September 24, 2013

Getting the Last Word

Last week an obituary became an Internet sensation when it exposed a 78 year-old deceased mother of eight as being the perpetrator of mental, physical, and emotional abuse on her children. AP writer’s Scott Sonner and Sandra Chereb reported the adult children were celebrating their biological mother’s passing and quoted one son as saying, “The main purpose for putting it [abuse] in there was to bring awareness to the child abuse. And shame her a little bit.” Maybe the adult children will gain some peace and community support through their very public revelations. However, the idea that it might somehow shame their mother is intriguing. The woman apparently felt no shame during her life as an abuser; it seems unlikely that she will feel shame when she stands before the Lord. Of course I have to remember the story Jesus told of the rich man and Lazarus, who both died at the same time. Lazarus went to the place of righteousness and the rich man went to hell.
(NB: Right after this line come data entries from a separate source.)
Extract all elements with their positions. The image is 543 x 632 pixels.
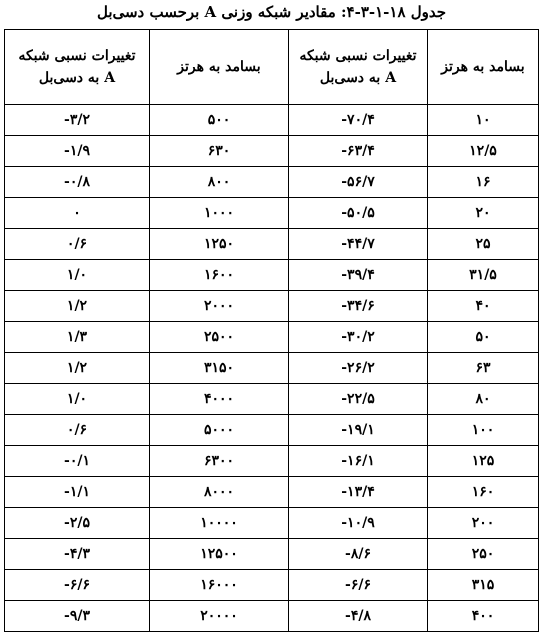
frequency-cell: ۵۰۰۰ bbox=[150, 415, 289, 446]
header-row bbox=[5, 30, 539, 105]
weighting-cell: -۲۶/۲ bbox=[289, 353, 428, 384]
weighting-cell: -۱۶/۱ bbox=[289, 446, 428, 477]
frequency-cell: ۸۰۰ bbox=[150, 167, 289, 198]
table-row bbox=[5, 167, 539, 198]
header-weighting-2-line1: تغییرات نسبی شبکه bbox=[18, 48, 136, 64]
weighting-cell: ۰/۶ bbox=[5, 415, 150, 446]
header-frequency-1: بسامد به هرتز bbox=[428, 30, 539, 105]
table-row bbox=[5, 105, 539, 136]
table-row bbox=[5, 539, 539, 570]
frequency-cell: ۱۰۰۰ bbox=[150, 198, 289, 229]
table-row bbox=[5, 570, 539, 601]
table-row bbox=[5, 353, 539, 384]
weighting-cell: -۵۶/۷ bbox=[289, 167, 428, 198]
weighting-cell: -۳۴/۶ bbox=[289, 291, 428, 322]
table-row bbox=[5, 260, 539, 291]
frequency-cell: ۱۶۰ bbox=[428, 477, 539, 508]
weighting-cell: -۱/۹ bbox=[5, 136, 150, 167]
weighting-cell: -۳۰/۲ bbox=[289, 322, 428, 353]
weighting-cell: -۱۰/۹ bbox=[289, 508, 428, 539]
weighting-cell: -۳/۲ bbox=[5, 105, 150, 136]
weighting-cell: ۱/۰ bbox=[5, 384, 150, 415]
frequency-cell: ۲۵۰ bbox=[428, 539, 539, 570]
frequency-cell: ۵۰ bbox=[428, 322, 539, 353]
weighting-cell: -۳۹/۴ bbox=[289, 260, 428, 291]
frequency-cell: ۱۶ bbox=[428, 167, 539, 198]
frequency-cell: ۱۰ bbox=[428, 105, 539, 136]
header-weighting-2 bbox=[5, 30, 150, 105]
weighting-cell: -۸/۶ bbox=[289, 539, 428, 570]
frequency-cell: ۱۲/۵ bbox=[428, 136, 539, 167]
frequency-cell: ۶۳۰ bbox=[150, 136, 289, 167]
table-row bbox=[5, 415, 539, 446]
weighting-cell: -۴/۸ bbox=[289, 601, 428, 632]
frequency-cell: ۲۵ bbox=[428, 229, 539, 260]
frequency-cell: ۱۶۰۰۰ bbox=[150, 570, 289, 601]
table-caption: جدول ۱۸-۱-۳-۴: مقادیر شبکه وزنی A برحسب دسی‌بل bbox=[96, 3, 447, 21]
frequency-cell: ۴۰ bbox=[428, 291, 539, 322]
weighting-cell: ۱/۲ bbox=[5, 291, 150, 322]
frequency-cell: ۲۰ bbox=[428, 198, 539, 229]
frequency-cell: ۱۲۵۰ bbox=[150, 229, 289, 260]
weighting-cell: -۲/۵ bbox=[5, 508, 150, 539]
weighting-cell: -۰/۱ bbox=[5, 446, 150, 477]
header-frequency-2: بسامد به هرتز bbox=[150, 30, 289, 105]
weighting-cell: -۰/۸ bbox=[5, 167, 150, 198]
frequency-cell: ۱۰۰۰۰ bbox=[150, 508, 289, 539]
frequency-cell: ۶۳۰۰ bbox=[150, 446, 289, 477]
table-body bbox=[5, 105, 539, 632]
weighting-cell: -۵۰/۵ bbox=[289, 198, 428, 229]
table-row bbox=[5, 508, 539, 539]
table-row bbox=[5, 384, 539, 415]
frequency-cell: ۵۰۰ bbox=[150, 105, 289, 136]
weighting-cell: -۶/۶ bbox=[5, 570, 150, 601]
header-weighting-1-line2: A به دسی‌بل bbox=[319, 70, 397, 86]
frequency-cell: ۴۰۰۰ bbox=[150, 384, 289, 415]
table-row bbox=[5, 136, 539, 167]
weighting-cell: -۲۲/۵ bbox=[289, 384, 428, 415]
table-row bbox=[5, 229, 539, 260]
weighting-cell: -۱/۱ bbox=[5, 477, 150, 508]
table-row bbox=[5, 601, 539, 632]
weighting-cell: ۰ bbox=[5, 198, 150, 229]
frequency-cell: ۲۰۰۰۰ bbox=[150, 601, 289, 632]
frequency-cell: ۸۰۰۰ bbox=[150, 477, 289, 508]
frequency-cell: ۳۱۵ bbox=[428, 570, 539, 601]
weighting-cell: -۴/۳ bbox=[5, 539, 150, 570]
frequency-cell: ۲۰۰ bbox=[428, 508, 539, 539]
frequency-cell: ۳۱۵۰ bbox=[150, 353, 289, 384]
header-weighting-2-line2: A به دسی‌بل bbox=[38, 70, 116, 86]
frequency-cell: ۶۳ bbox=[428, 353, 539, 384]
frequency-cell: ۱۲۵۰۰ bbox=[150, 539, 289, 570]
header-weighting-1 bbox=[289, 30, 428, 105]
weighting-cell: ۱/۳ bbox=[5, 322, 150, 353]
table-row bbox=[5, 446, 539, 477]
weighting-cell: ۱/۲ bbox=[5, 353, 150, 384]
frequency-cell: ۱۲۵ bbox=[428, 446, 539, 477]
table-row bbox=[5, 198, 539, 229]
table-row bbox=[5, 291, 539, 322]
weighting-cell: -۴۴/۷ bbox=[289, 229, 428, 260]
frequency-cell: ۸۰ bbox=[428, 384, 539, 415]
weighting-cell: -۱۹/۱ bbox=[289, 415, 428, 446]
frequency-cell: ۱۶۰۰ bbox=[150, 260, 289, 291]
frequency-cell: ۳۱/۵ bbox=[428, 260, 539, 291]
frequency-cell: ۲۵۰۰ bbox=[150, 322, 289, 353]
weighting-cell: -۶۳/۴ bbox=[289, 136, 428, 167]
weighting-cell: -۹/۳ bbox=[5, 601, 150, 632]
weighting-cell: ۰/۶ bbox=[5, 229, 150, 260]
a-weighting-table bbox=[4, 29, 539, 632]
table-row bbox=[5, 477, 539, 508]
weighting-cell: ۱/۰ bbox=[5, 260, 150, 291]
frequency-cell: ۴۰۰ bbox=[428, 601, 539, 632]
weighting-cell: -۱۳/۴ bbox=[289, 477, 428, 508]
header-weighting-1-line1: تغییرات نسبی شبکه bbox=[299, 48, 417, 64]
frequency-cell: ۱۰۰ bbox=[428, 415, 539, 446]
weighting-cell: -۶/۶ bbox=[289, 570, 428, 601]
weighting-cell: -۷۰/۴ bbox=[289, 105, 428, 136]
frequency-cell: ۲۰۰۰ bbox=[150, 291, 289, 322]
table-row bbox=[5, 322, 539, 353]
The rich man’s torment must have finally reached a compassionate nerve because he said to Abraham, “Then I beg you, father, send Lazarus to my father’s house, for I have five brothers. Let him warn them, so that they will not also come to this place of torment.” (Luke 16:27-28 NIV)

1 comment:

Steve Corey said...

Gail;

-----We have some six billion people on the earth today. There have been nearly as many who’ve died before us. I’m hard pressed to presume they all will act like the rich man when dead. Therefore I would not particularly presume this woman would, either. I have no idea how many would or wouldn’t. But I will presume with you the definite possibility that she might. At least in subtle intricacy there will be some twelve billion different attitudes on the other side of death’s veil, which all could be categorized by more general descriptions.
-----You don’t know the exact effects of your actions across the spectrum of all whom they touch. But you can know more particularly the more the actions are distinctly shaped and carefully directed. These siblings seem to have rather shot-gunned the public while sniping for mommy.
-----Awareness of child abuse is a bit beneficial in as much as awareness of anything is beneficial. But once something has come to awareness, what then are you going to say? And if you perceive that to be an euphemistic, “So what?” I think you caught my drift. Those in whose life there is no child abuse have no reason to be aware of it. Those in whose life there is are already aware.
-----It is not the child abuse about which there needs to be more awareness. People feel their feelings when mommy treats them like dirt. Everyone else doesn’t. God gave us this weird capacity to only feel our own feelings. Upon this the “out of sight, out of mind” principle builds. If this world needs any big drive to bring awareness to something, that something would be the importance of imagination.
-----I don’t mean imagination like, “Can you draw a really cool picture?” I mean that mind and emotion which can not help but seek out the implications of external realities upon the internal realities of another individual. I mean that mind and emotion which can not help but realize itself as being an external reality causing internal realities within another person.
-----Over there, where my feelings do not directly feel, imagination must indirectly feel. It is a developed skill, a built gateway through which we outdo one another in showing honor, through which we please our neighbor for his good to edify him, through which we do good to all men by doing unto others as we would have them do unto us.
-----Strong, sensibly steered, actively engaged imaginations probe the words and expressions and reactions of other people for clues by which to know and understand and “feel” what is in that other’s heart for knowing how to treat it right. That kind of imagination is a real product of desire for righteousness, the very most basic ambition which directs us to our knees before the King.